Yalnız, bu üç şartın İLKOKUMA-YAZMA öğretimi yapanların çözümleme tekniğini uyguluyorsa SES tanıma çalışmalarında, SES TEMBELLİ yöntem (harf yöntemi) uyguluyorsa, çocuklara sesler verilirken, öğretmen tarafından kullanılmalıdır. Bunu beceremeyen öğretmenler olursa, yapılacak eylem belli KAKTIR-GİTSİN, beceren öğretmen arkadaşlar varsa ÇEKTİR-GELSİN… Lâkin, burada da öğretmen, maalesef kendi olamıyor, halbuki biz KENDİ OLAN öğretmenden yanayız…
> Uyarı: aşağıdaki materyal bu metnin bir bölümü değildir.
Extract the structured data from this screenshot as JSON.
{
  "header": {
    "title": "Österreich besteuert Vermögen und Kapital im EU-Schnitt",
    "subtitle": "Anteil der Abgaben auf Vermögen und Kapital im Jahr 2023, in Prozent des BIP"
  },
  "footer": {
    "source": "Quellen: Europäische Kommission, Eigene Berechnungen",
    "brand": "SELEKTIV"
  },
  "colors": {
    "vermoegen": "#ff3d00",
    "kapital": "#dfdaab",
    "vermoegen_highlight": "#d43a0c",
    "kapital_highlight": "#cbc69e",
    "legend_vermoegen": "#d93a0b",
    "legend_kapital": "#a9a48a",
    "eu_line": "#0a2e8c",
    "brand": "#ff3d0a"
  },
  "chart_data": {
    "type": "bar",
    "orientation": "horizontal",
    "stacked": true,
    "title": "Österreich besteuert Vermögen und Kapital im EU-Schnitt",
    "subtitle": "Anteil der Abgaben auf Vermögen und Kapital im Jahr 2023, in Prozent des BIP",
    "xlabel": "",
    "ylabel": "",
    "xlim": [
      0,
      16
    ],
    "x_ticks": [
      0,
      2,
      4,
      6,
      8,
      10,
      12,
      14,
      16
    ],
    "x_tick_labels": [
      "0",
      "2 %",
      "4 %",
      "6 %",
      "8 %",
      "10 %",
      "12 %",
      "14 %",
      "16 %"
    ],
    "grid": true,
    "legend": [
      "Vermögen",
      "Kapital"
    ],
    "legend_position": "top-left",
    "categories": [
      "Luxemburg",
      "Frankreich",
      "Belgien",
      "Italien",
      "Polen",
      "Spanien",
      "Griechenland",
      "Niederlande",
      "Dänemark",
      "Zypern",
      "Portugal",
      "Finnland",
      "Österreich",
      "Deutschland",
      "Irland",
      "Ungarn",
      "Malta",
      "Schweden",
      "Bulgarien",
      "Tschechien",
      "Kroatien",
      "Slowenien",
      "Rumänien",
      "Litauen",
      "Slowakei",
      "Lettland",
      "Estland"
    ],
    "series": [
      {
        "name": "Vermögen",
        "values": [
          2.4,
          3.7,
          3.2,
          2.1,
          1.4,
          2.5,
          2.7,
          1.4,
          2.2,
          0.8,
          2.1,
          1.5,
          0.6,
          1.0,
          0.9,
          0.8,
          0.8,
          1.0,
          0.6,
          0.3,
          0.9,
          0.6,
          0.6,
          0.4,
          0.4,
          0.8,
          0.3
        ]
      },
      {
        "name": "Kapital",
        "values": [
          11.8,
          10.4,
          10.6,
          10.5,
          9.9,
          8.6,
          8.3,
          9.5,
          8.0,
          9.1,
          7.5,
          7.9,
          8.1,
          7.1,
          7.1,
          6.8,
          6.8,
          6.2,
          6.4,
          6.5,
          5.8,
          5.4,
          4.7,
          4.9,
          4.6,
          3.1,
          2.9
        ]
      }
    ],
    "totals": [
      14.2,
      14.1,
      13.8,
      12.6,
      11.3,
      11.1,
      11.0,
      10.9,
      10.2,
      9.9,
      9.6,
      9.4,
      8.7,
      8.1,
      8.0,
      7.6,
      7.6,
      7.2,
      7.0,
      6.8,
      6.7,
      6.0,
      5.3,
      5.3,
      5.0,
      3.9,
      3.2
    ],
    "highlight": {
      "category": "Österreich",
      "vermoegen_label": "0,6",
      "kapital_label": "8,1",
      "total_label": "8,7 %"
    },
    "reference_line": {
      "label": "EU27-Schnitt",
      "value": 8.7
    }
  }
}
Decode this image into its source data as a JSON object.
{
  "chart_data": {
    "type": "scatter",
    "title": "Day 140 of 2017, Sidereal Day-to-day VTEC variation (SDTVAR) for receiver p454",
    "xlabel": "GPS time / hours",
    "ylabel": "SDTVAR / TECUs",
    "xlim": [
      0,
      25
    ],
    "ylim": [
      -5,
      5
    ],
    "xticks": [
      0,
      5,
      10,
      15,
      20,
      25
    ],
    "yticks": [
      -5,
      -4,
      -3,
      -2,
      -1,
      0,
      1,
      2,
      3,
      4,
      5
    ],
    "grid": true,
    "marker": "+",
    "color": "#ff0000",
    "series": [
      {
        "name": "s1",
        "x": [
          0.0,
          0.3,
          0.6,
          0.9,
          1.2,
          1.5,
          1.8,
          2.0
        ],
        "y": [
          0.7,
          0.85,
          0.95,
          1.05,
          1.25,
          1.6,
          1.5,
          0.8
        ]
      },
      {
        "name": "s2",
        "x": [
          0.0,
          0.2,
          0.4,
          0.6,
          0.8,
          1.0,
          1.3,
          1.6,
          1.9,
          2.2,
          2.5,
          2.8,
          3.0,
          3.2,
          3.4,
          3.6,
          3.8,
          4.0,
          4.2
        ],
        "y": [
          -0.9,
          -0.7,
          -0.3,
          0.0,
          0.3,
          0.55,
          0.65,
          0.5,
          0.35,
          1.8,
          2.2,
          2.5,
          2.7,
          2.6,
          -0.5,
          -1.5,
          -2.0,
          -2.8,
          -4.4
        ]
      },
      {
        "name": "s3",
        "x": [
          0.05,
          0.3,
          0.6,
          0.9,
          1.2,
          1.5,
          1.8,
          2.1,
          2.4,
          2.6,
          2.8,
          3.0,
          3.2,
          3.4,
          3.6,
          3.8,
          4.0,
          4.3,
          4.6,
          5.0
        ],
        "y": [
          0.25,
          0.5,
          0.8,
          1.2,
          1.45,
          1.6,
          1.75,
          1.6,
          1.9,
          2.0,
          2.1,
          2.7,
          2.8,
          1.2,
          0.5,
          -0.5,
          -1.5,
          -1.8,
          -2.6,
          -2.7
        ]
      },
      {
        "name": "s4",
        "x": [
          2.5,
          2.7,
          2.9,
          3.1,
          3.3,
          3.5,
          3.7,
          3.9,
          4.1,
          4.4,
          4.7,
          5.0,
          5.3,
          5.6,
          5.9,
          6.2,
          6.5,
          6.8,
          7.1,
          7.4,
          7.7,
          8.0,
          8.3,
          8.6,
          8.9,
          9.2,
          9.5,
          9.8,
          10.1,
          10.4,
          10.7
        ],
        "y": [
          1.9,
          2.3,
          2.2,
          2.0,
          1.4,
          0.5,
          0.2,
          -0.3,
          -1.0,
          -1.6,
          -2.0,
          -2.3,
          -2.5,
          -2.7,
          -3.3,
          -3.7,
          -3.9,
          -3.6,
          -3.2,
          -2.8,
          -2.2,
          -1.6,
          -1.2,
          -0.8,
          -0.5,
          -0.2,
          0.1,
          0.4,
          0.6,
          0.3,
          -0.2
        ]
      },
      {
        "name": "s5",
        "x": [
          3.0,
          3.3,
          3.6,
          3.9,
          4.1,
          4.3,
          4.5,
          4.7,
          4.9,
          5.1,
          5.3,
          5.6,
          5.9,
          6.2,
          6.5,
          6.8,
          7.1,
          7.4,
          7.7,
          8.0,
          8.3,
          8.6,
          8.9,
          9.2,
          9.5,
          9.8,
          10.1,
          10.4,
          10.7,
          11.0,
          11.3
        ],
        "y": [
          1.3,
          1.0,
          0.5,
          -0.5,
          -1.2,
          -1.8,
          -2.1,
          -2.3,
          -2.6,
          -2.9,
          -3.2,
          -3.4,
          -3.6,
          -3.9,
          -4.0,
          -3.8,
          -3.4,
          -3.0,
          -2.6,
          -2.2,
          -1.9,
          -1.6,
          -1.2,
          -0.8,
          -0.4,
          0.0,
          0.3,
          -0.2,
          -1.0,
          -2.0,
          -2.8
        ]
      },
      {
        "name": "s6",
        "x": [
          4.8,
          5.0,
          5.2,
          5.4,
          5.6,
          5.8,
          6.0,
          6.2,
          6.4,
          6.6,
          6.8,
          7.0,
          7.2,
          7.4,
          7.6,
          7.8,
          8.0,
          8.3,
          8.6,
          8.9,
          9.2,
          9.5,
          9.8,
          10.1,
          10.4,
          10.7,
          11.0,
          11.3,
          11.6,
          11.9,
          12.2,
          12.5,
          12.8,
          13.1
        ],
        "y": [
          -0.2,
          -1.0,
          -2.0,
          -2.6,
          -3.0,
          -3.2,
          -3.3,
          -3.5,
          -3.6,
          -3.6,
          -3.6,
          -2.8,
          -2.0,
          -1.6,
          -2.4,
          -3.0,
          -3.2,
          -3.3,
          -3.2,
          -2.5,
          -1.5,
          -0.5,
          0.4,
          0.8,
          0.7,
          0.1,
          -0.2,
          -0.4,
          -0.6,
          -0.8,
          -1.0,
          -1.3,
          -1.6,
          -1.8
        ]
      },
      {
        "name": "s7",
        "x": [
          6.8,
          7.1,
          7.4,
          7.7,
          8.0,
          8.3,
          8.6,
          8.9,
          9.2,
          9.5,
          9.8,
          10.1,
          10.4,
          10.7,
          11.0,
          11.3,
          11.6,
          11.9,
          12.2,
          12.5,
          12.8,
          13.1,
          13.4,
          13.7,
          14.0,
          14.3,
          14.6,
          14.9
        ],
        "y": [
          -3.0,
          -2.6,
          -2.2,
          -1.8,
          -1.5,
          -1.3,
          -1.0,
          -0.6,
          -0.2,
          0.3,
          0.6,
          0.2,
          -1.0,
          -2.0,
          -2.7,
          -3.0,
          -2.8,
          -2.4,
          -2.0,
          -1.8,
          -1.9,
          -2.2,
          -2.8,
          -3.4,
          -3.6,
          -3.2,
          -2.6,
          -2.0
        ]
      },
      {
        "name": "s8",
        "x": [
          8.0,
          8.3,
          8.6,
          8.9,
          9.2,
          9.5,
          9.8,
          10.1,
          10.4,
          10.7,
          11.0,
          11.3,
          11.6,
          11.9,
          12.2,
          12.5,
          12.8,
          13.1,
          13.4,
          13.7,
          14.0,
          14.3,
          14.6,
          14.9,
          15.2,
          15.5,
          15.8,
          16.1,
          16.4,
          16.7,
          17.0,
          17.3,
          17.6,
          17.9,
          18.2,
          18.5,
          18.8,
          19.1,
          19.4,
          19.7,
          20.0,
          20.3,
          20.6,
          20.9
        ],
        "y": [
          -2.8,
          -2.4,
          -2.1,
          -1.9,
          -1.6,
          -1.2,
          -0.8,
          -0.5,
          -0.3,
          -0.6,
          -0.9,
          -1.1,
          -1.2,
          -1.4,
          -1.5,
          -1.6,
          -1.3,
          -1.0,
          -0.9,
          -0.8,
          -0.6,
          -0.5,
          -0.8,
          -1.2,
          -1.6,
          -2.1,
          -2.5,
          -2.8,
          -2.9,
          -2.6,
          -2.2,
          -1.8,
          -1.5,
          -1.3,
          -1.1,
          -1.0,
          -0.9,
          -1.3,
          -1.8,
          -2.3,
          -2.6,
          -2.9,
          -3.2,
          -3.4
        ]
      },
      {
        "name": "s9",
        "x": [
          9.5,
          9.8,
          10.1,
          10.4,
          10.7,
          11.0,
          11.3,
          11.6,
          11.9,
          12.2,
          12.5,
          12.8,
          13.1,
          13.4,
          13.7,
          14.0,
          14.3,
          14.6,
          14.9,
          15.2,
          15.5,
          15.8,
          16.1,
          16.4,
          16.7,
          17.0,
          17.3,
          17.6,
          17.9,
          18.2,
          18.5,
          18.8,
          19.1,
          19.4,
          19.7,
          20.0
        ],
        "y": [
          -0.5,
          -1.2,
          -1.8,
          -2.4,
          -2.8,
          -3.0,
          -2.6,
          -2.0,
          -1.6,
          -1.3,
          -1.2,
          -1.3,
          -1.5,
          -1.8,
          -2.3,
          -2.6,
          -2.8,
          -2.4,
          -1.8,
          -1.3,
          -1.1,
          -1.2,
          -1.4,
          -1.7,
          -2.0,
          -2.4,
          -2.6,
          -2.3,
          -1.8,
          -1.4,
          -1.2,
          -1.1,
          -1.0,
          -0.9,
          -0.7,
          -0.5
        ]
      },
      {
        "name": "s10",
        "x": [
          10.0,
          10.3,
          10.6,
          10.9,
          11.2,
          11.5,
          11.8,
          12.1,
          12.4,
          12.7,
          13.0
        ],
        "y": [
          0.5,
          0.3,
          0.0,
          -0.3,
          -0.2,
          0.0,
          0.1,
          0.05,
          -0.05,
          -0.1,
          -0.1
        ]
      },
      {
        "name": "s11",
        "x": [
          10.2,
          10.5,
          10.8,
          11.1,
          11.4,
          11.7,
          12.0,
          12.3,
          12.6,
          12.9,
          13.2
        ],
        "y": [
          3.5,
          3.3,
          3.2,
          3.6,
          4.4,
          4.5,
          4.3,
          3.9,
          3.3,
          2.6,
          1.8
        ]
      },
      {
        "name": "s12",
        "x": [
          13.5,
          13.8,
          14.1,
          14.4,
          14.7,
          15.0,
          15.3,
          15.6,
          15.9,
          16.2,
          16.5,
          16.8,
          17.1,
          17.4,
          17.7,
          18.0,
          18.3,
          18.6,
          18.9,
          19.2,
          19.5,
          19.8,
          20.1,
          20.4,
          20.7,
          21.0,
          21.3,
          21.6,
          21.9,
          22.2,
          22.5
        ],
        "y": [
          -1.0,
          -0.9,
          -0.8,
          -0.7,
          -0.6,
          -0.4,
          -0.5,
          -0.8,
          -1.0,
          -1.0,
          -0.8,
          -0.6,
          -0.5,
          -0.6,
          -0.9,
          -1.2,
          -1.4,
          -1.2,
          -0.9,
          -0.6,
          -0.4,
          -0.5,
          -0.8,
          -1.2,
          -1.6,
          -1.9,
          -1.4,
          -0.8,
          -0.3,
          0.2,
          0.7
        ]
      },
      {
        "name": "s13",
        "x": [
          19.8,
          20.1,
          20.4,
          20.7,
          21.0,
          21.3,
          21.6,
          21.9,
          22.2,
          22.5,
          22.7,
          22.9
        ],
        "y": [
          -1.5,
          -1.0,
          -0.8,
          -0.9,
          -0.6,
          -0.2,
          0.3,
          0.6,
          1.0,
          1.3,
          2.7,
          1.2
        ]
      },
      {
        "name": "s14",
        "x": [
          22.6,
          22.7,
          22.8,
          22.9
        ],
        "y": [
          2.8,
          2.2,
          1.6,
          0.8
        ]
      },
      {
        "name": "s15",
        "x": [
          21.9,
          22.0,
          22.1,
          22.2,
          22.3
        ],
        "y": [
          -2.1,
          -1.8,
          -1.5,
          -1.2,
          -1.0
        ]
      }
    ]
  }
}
Okula gitmeyip de dilini çok iyi kullananlar değil, okula gitmesine rağmen dilini kullanmayanların da çoğunlukta oluşları bizleri korkutuyor, düşündürüyor; bir eğitimci olarak yanlış kullananları eleştirme gibi hakkımız olduğunu hem öğrencilerimiz hem de iletişim içinde bulunduğumuz topluluk için zorunlu görüyoruz.
Dil ile derdimiz çok, dili kullananlarla işimiz çok; hele bir de eğitimli-eğitimsizler var ki !.. Biraz önce genel ağda gezerken (ınternette sörf yaparken), adamın biri (teki desem olmuyor, canlı-cansız) güç noktasında (power point) –LAŞ diye bir ekten söz ediyor, -LAŞ diye bir EK yok; -la isimden fiil –ş fiilden fiil (işteşlik-karşılıklı) eki var. Örneğine baktım “telefon-laş” bizim geçmişte bayram günlerinde yazdığımız bayram -la-ş fiilinde “-Ş” sesinin önemini belirtmiş, bireysellikten uzak, karşılıklı anlamında toplumsal değerini de açıklamıştık…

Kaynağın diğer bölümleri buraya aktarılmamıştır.